Keyword argument when instantiating a Type

Question

Suppose I have the following type:

type Foo
    a::Int64
    b::Int64
end

I can instantiate this with

bar = Foo(1,2)

Is there a way to use keywords here, because in the above I have to remember that a is first, and b is second. Something like this:

bar = Foo(a=1, b=2)

Edit:

The solution by spencerlyon2 doesn't work if called from the function:

#!/usr/bin/env julia

type Foo
    a::Float64
    b::Float64
end

function main()
    Foo(;a=1, b=2.0) = Foo(a,b)
    bar = Foo(a=1, b=2.0)
    println(bar.a)
end

main()

Why? Is there a workaround?

Edit 2:

Doesn't work from inside a function:

#!/usr/bin/env julia

type Foo
    a::Int64
    b::Int64
end

function main()
    Foo(;a=1, b=2) = Foo(a,b)
    bar = Foo(a=1, b=2)
    println(bar.a)
end

main()

but if take it out of the function -- it works:

#!/usr/bin/env julia

type Foo
    a::Int64
    b::Int64
end

# function main()
    Foo(;a=1, b=2) = Foo(a,b)
    bar = Foo(a=1, b=2)
    println(bar.a)
# end

# main()

Answer 1

Yep, but you will need default values for the arguments:

julia> type Foo
           a::Int64
           b::Int64
       end

julia> Foo(;a=1, b=2) = Foo(a, b)
Foo

julia> Foo(b=10)
Foo(1,10)

julia> Foo(a=40)
Foo(40,2)

julia> Foo(a=100, b=200)
Foo(100,200)

---

Edit

Let's break down the syntax Foo(;a=1, b=1) = Foo(a, b).

First, defining a function with the same name as a type defines a new constructor for that type. This means we are defining another function that will create objects of type Foo. There is a whole chapter on constructors in the manual, so if that term is unfamiliar to you you should read up on them.

Second, Julia distinguishes between positional and keyword arguments. Positional arguments are the default in Julia. With positional arguments names are assigned to function arguments based on the order in which the arguments were defined and then passed into the function. For example if I define a function f(a, b) = .... I know that the first argument I pass to f will be referred to as a within the body of the function (no matter what the name of the variable is in the calling scope).

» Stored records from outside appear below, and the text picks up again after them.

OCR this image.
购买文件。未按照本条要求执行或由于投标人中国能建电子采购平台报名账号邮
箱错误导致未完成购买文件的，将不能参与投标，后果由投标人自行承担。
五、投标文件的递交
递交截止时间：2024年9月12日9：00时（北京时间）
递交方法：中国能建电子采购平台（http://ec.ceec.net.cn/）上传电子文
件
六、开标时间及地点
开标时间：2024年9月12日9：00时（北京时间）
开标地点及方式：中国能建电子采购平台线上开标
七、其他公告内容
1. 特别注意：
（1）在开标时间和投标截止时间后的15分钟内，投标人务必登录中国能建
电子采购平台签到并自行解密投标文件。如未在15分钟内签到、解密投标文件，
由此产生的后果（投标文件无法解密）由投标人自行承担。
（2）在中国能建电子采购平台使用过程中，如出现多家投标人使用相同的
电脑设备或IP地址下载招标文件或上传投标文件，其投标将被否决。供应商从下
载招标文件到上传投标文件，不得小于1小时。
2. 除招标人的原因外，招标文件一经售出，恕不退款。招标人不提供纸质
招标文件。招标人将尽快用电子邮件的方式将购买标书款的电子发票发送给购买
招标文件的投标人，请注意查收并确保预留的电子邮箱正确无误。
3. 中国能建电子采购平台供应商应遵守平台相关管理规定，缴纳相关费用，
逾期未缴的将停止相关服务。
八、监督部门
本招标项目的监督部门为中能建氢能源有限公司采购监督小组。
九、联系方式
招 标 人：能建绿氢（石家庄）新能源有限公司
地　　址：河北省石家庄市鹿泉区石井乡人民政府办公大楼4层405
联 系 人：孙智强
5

Keyword arguments are treated differently in Julia. You give a function's keyword arguments non-default values using the syntax argument=value when calling the function. In Julia you tell the compiler that certain arguments are to be keyword arguments by separating them from the standard positional arguments with a semicolon (;) and giving them default values. For example, if we define g(a; b=4) = ... we can give a a value by making it the first thing passed to g and b a value by saying b=something. If we wanted to call the g function with arguments a=4, b=5 we would write g(4; b=5) (note the ; here can be replaced by a ,, but I have found it helps me remember that b is a keyword argument if I use a ; instead).

With that out of the way, we can finally understand the syntax above:

Foo(;a=1, b=2) = Foo(a, b)

This creates a new constructor with zero positional arguments and two keyword arguments: a and b, where a is given a default value of 1 and b defaults to 2. The right hand side of that function declaration simply takes the a and the b and passes them in order to the default inner constructor (that was defined automatically for us when we declared the type) Foo.

---

EDIT 2

I figured out the problem you were having when defining a new outer constructor inside a function.

The lines

function main()
    Foo(;a=1, b=2.0) = Foo(a,b)

actually create a completely new function Foo that is local to the main function. So, the left hand side creates a new local Foo and the the right hand side tries to call that new local Foo. The problem is that there is not a method defined for the local Foo that takes two positional Int64 arguments.

If you really want to do this you need to tell the main function to add a method to the Foo outer function, by specifying that Foo belongs to the global scope. This works:

function main()
    global Foo
    Foo(;a=1, b=2.0) = Foo(a,b)
    bar = Foo(a=1, b=2.0)
    println(bar.a)
end

About using inner constructors. Sure you can do this, but you will also want to define a default inner constructor. This is because if you do not define any new inner constructors, Julia generates a default one for you. If you do decide to create one of your own, then you must create the default constructor by hand if you want to have it. The syntax for doing this is

type Foo
    a::Int64
    b::Int64

    # Default constructor
    Foo(a::Int64, b::Int64) = new(a, b)

    # our new keyword constructor
    Foo(;a::Int64=1, b::Int64=2) = new (a, b)
end

I should note that for this particular use case you almost certainly do not want to define the keyword version as an inner constructor, but rather as an outer constructor like I did at the beginning of my answer. It is convention in Julia to use the minimum number of inner constructors as possible -- using them only in cases where you need to ensure invariant relationships between fields or partially initialize an object.